Large language models (LLMs) lack awareness of ambiguity in user queries and often produce confidently incorrect answers. Method: This work is the first to identify that shallow-layer sparse neurons during the prefilling phase linearly encode question ambiguity; leveraging internal representation analysis, linear probing, and neuron-level intervention, we precisely localize and manipulate these neurons. Contribution/Results: A single identified neuron suffices for high-accuracy, cross-dataset generalizable ambiguity detection—substantially outperforming baselines including prompt engineering and representation similarity metrics. Moreover, targeted suppression of this neuron reliably induces model refusal behavior, demonstrating a compact, interpretable, and intervenable pathway for ambiguity perception and control. This reveals a fundamental, low-dimensional mechanism underlying LLMs’ ambiguity sensitivity and offers a principled approach to enhancing their reliability through direct neural intervention.
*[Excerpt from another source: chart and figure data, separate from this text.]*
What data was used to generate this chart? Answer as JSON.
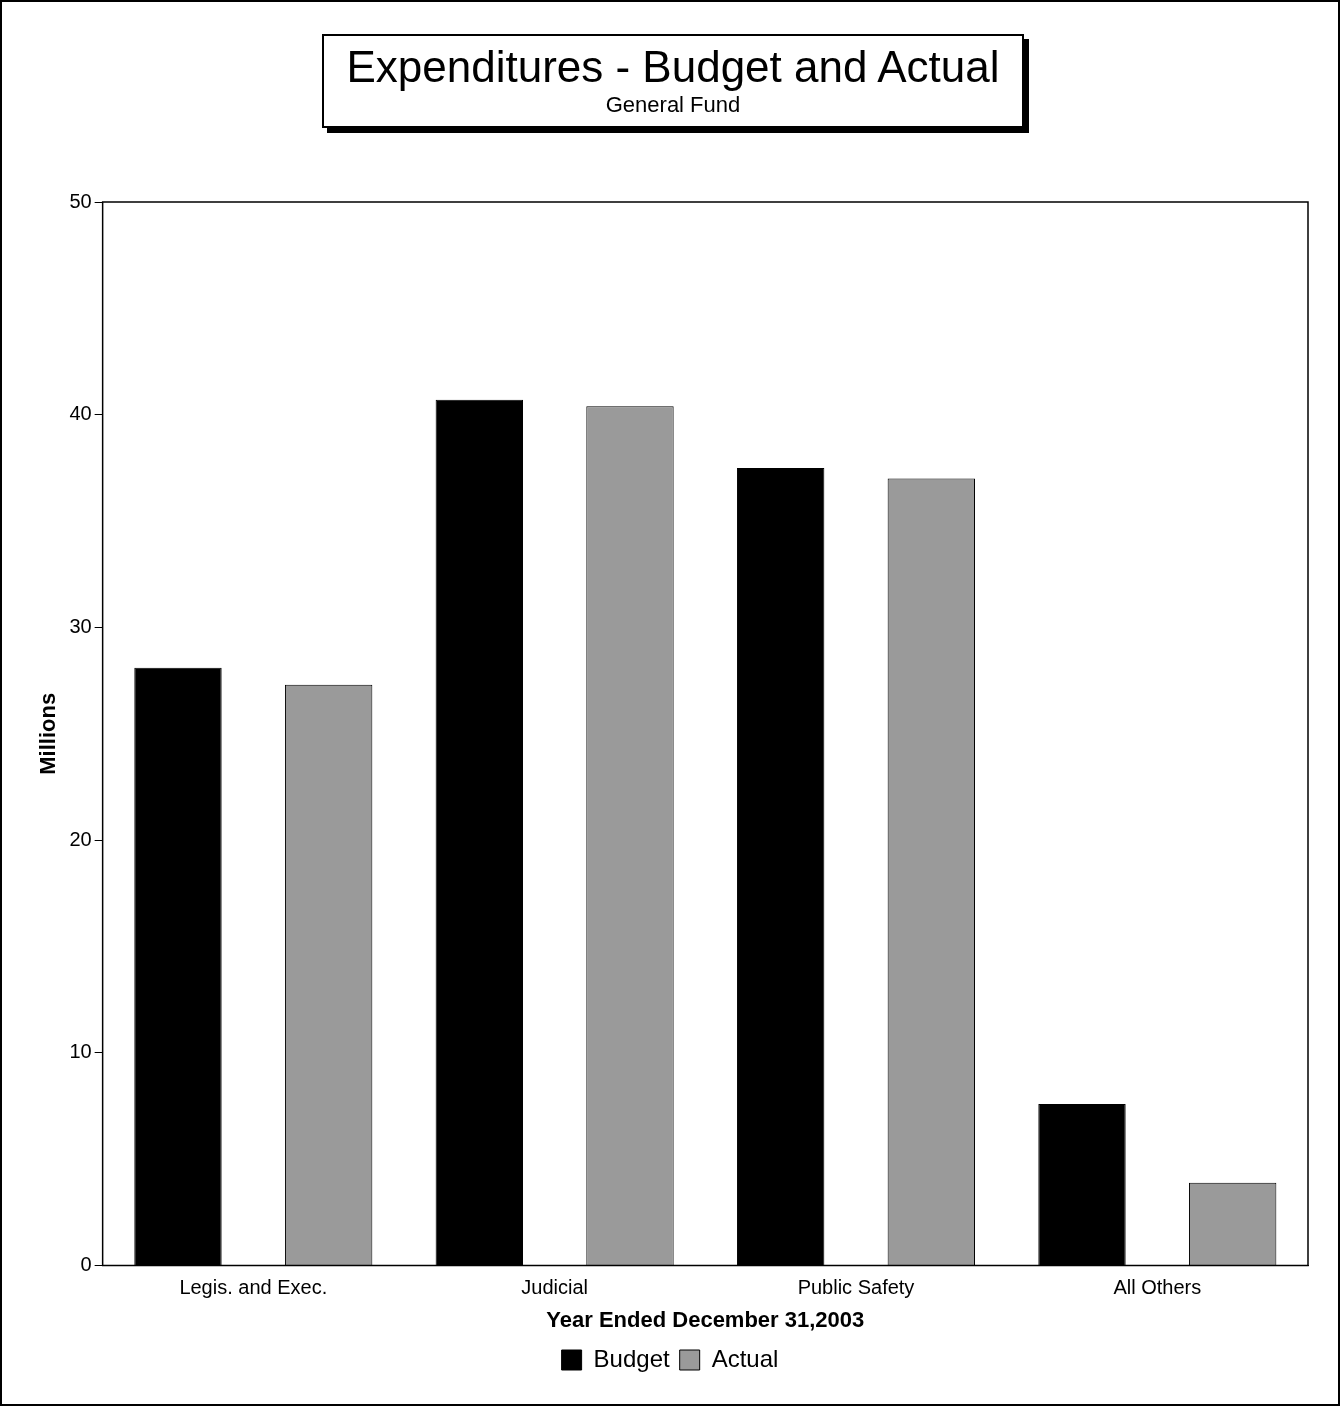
{
  "chart_data": {
    "type": "bar",
    "title": "Expenditures - Budget and Actual",
    "subtitle": "General Fund",
    "xlabel": "Year Ended December 31,2003",
    "ylabel": "Millions",
    "categories": [
      "Legis. and Exec.",
      "Judicial",
      "Public Safety",
      "All Others"
    ],
    "series": [
      {
        "name": "Budget",
        "color": "#000000",
        "values": [
          28.1,
          40.7,
          37.5,
          7.6
        ]
      },
      {
        "name": "Actual",
        "color": "#9a9a9a",
        "values": [
          27.3,
          40.4,
          37.0,
          3.9
        ]
      }
    ],
    "ylim": [
      0,
      50
    ],
    "yticks": [
      0,
      10,
      20,
      30,
      40,
      50
    ],
    "grid": false,
    "legend": "bottom"
  }
}
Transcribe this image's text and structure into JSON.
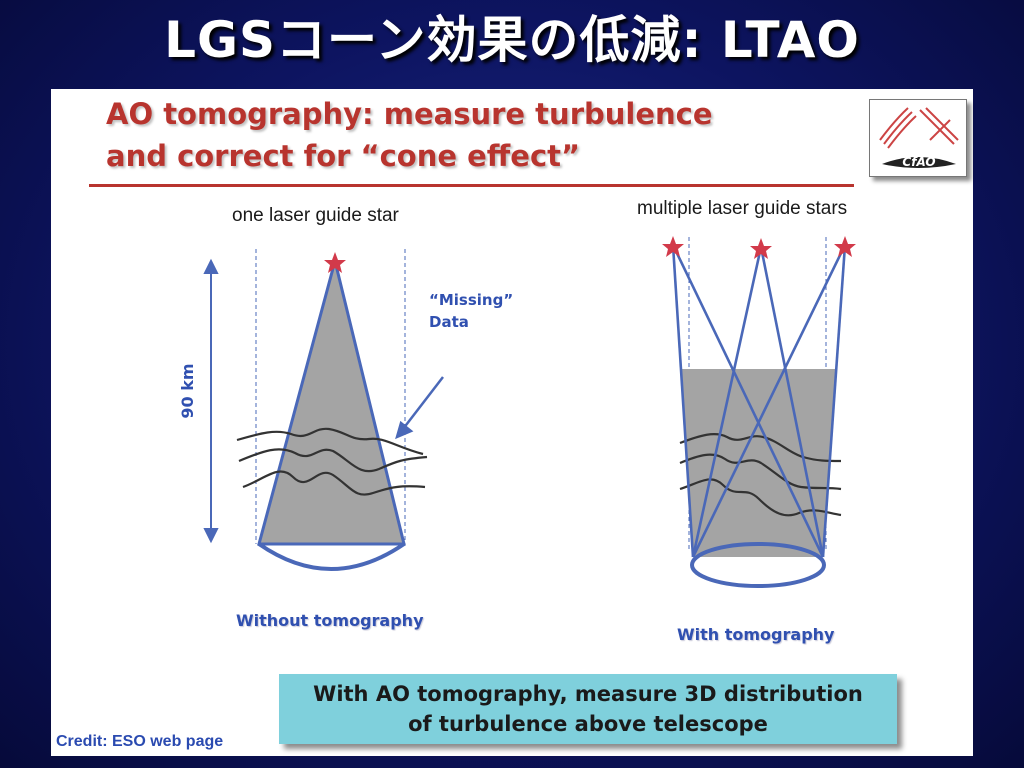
{
  "slide": {
    "title": "LGSコーン効果の低減: LTAO"
  },
  "panel": {
    "heading_line1": "AO tomography: measure turbulence",
    "heading_line2": "and correct for “cone effect”",
    "logo_text": "CfAO",
    "left_diagram": {
      "label": "one laser guide star",
      "missing_label_line1": "“Missing”",
      "missing_label_line2": "Data",
      "height_label": "90 km",
      "caption": "Without tomography"
    },
    "right_diagram": {
      "label": "multiple laser guide stars",
      "caption": "With tomography"
    },
    "summary_line1": "With AO tomography, measure 3D distribution",
    "summary_line2": "of turbulence above telescope",
    "credit": "Credit: ESO web page"
  },
  "colors": {
    "accent_red": "#b8342e",
    "beam_blue": "#4a68b8",
    "star_red": "#d23a4a",
    "volume_gray": "#a0a0a0",
    "summary_bg": "#7fd0dc"
  }
}
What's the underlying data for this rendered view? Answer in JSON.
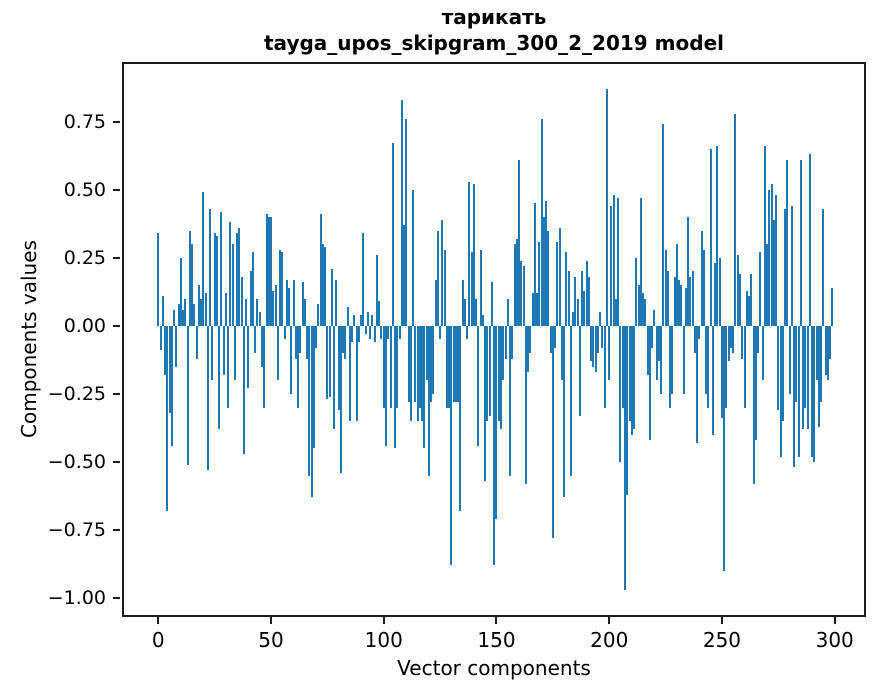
{
  "figure": {
    "title_line1": "тарикать",
    "title_line2": "tayga_upos_skipgram_300_2_2019 model"
  },
  "chart_data": {
    "type": "bar",
    "title": "тарикать",
    "subtitle": "tayga_upos_skipgram_300_2_2019 model",
    "xlabel": "Vector components",
    "ylabel": "Components values",
    "legend": "none",
    "grid": false,
    "bar_color": "#1f77b4",
    "spine_color": "#1c1c1c",
    "n_components": 300,
    "x_start": 0,
    "xlim": [
      -15.2,
      313.0
    ],
    "ylim": [
      -1.062,
      0.962
    ],
    "xticks": [
      {
        "label": "0",
        "value": 0
      },
      {
        "label": "50",
        "value": 50
      },
      {
        "label": "100",
        "value": 100
      },
      {
        "label": "150",
        "value": 150
      },
      {
        "label": "200",
        "value": 200
      },
      {
        "label": "250",
        "value": 250
      },
      {
        "label": "300",
        "value": 300
      }
    ],
    "yticks": [
      {
        "label": "0.75",
        "value": 0.75
      },
      {
        "label": "0.50",
        "value": 0.5
      },
      {
        "label": "0.25",
        "value": 0.25
      },
      {
        "label": "0.00",
        "value": 0.0
      },
      {
        "label": "−0.25",
        "value": -0.25
      },
      {
        "label": "−0.50",
        "value": -0.5
      },
      {
        "label": "−0.75",
        "value": -0.75
      },
      {
        "label": "−1.00",
        "value": -1.0
      }
    ],
    "values": [
      0.34,
      -0.09,
      0.11,
      -0.18,
      -0.68,
      -0.32,
      -0.44,
      0.06,
      -0.15,
      0.08,
      0.25,
      0.06,
      0.1,
      -0.51,
      0.35,
      0.3,
      0.08,
      -0.12,
      0.15,
      0.1,
      0.49,
      0.12,
      -0.53,
      0.43,
      -0.2,
      0.34,
      0.33,
      -0.38,
      0.42,
      -0.18,
      0.12,
      -0.3,
      0.38,
      0.3,
      -0.2,
      0.34,
      0.36,
      0.18,
      -0.47,
      0.1,
      -0.23,
      0.2,
      0.27,
      -0.1,
      0.1,
      0.05,
      -0.15,
      -0.3,
      0.41,
      0.4,
      0.4,
      0.13,
      0.15,
      -0.2,
      0.28,
      0.27,
      -0.05,
      0.17,
      0.14,
      -0.25,
      0.17,
      -0.12,
      -0.3,
      -0.1,
      0.16,
      0.1,
      -0.12,
      -0.55,
      -0.63,
      -0.45,
      -0.08,
      0.08,
      0.41,
      0.3,
      0.29,
      -0.27,
      -0.26,
      0.21,
      -0.38,
      0.17,
      -0.31,
      -0.54,
      -0.1,
      -0.12,
      0.07,
      -0.35,
      -0.06,
      0.04,
      -0.35,
      -0.06,
      0.04,
      0.34,
      -0.03,
      0.05,
      -0.05,
      0.04,
      -0.06,
      0.26,
      0.09,
      -0.05,
      -0.3,
      -0.44,
      -0.05,
      -0.3,
      0.67,
      -0.45,
      -0.3,
      -0.05,
      0.83,
      0.37,
      0.76,
      -0.28,
      -0.35,
      0.5,
      -0.28,
      -0.35,
      -0.3,
      -0.35,
      -0.45,
      -0.2,
      -0.55,
      -0.28,
      -0.25,
      0.17,
      0.35,
      -0.05,
      0.39,
      0.28,
      -0.3,
      -0.3,
      -0.88,
      -0.28,
      -0.28,
      -0.28,
      -0.68,
      0.17,
      0.1,
      -0.05,
      0.53,
      0.27,
      0.52,
      0.1,
      -0.44,
      0.28,
      0.04,
      -0.57,
      -0.35,
      -0.33,
      0.16,
      -0.88,
      -0.71,
      -0.35,
      -0.38,
      -0.2,
      -0.12,
      0.1,
      -0.55,
      -0.12,
      0.3,
      0.32,
      0.61,
      0.24,
      0.22,
      -0.58,
      -0.17,
      -0.1,
      0.12,
      0.45,
      0.12,
      0.31,
      0.76,
      0.4,
      0.46,
      0.35,
      -0.1,
      -0.78,
      -0.08,
      0.31,
      0.36,
      -0.2,
      -0.63,
      0.27,
      0.2,
      -0.55,
      0.05,
      0.18,
      0.1,
      -0.33,
      0.2,
      0.13,
      0.24,
      0.18,
      -0.13,
      -0.15,
      -0.17,
      -0.1,
      0.05,
      -0.08,
      -0.3,
      0.87,
      -0.2,
      0.44,
      0.48,
      0.1,
      0.47,
      -0.5,
      -0.3,
      -0.97,
      -0.62,
      -0.35,
      -0.4,
      -0.38,
      0.25,
      0.15,
      0.47,
      0.12,
      0.1,
      -0.18,
      -0.42,
      -0.08,
      0.06,
      -0.2,
      -0.13,
      -0.25,
      0.74,
      0.28,
      0.2,
      -0.3,
      -0.25,
      0.18,
      0.3,
      0.17,
      0.15,
      -0.25,
      0.14,
      0.4,
      0.18,
      0.2,
      -0.1,
      -0.43,
      -0.05,
      0.35,
      0.28,
      -0.25,
      -0.3,
      0.65,
      -0.4,
      0.23,
      0.66,
      0.25,
      -0.34,
      -0.9,
      -0.3,
      -0.13,
      -0.08,
      -0.1,
      0.78,
      0.26,
      0.19,
      -0.12,
      -0.3,
      0.13,
      0.11,
      0.19,
      -0.58,
      -0.42,
      -0.1,
      0.27,
      -0.2,
      0.66,
      0.3,
      0.5,
      0.52,
      0.39,
      0.48,
      -0.31,
      -0.48,
      -0.35,
      0.43,
      0.61,
      -0.25,
      0.44,
      -0.52,
      -0.28,
      -0.48,
      0.61,
      -0.38,
      -0.3,
      -0.38,
      0.63,
      -0.48,
      -0.5,
      -0.2,
      -0.37,
      -0.28,
      0.43,
      -0.18,
      -0.2,
      -0.12,
      0.14
    ]
  }
}
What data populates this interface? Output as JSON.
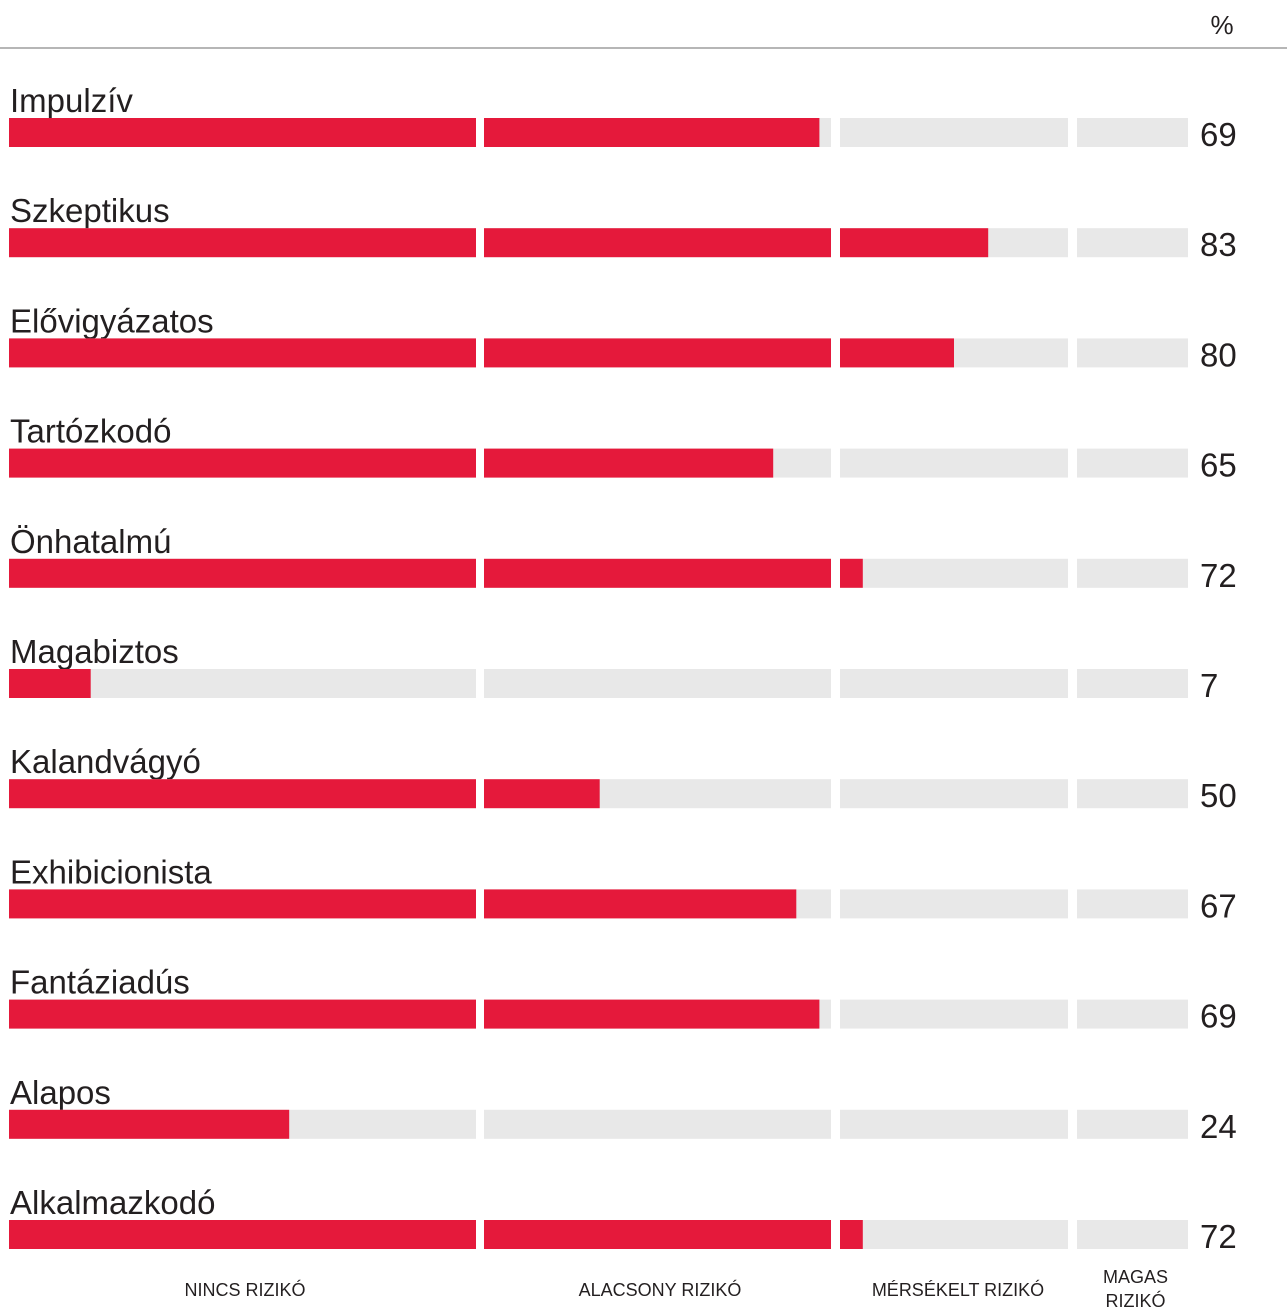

Ambiguity is pervasive in real-world questions, yet large language models (LLMs) often respond with confident answers rather than seeking clarification. In this work, we show that question ambiguity is linearly encoded in the internal representations of LLMs and can be both detected and controlled at the neuron level. During the model's pre-filling stage, we identify that a small number of neurons, as few as one, encode question ambiguity information. Probes trained on these Ambiguity-Encoding Neurons (AENs) achieve strong performance on ambiguity detection and generalize across datasets, outperforming prompting-based and representation-based baselines. Layerwise analysis reveals that AENs emerge from shallow layers, suggesting early encoding of ambiguity signals in the model's processing pipeline. Finally, we show that through manipulating AENs, we can control LLM's behavior from direct answering to abstention. Our findings reveal that LLMs form compact internal representations of question ambiguity, enabling interpretable and controllable behavior.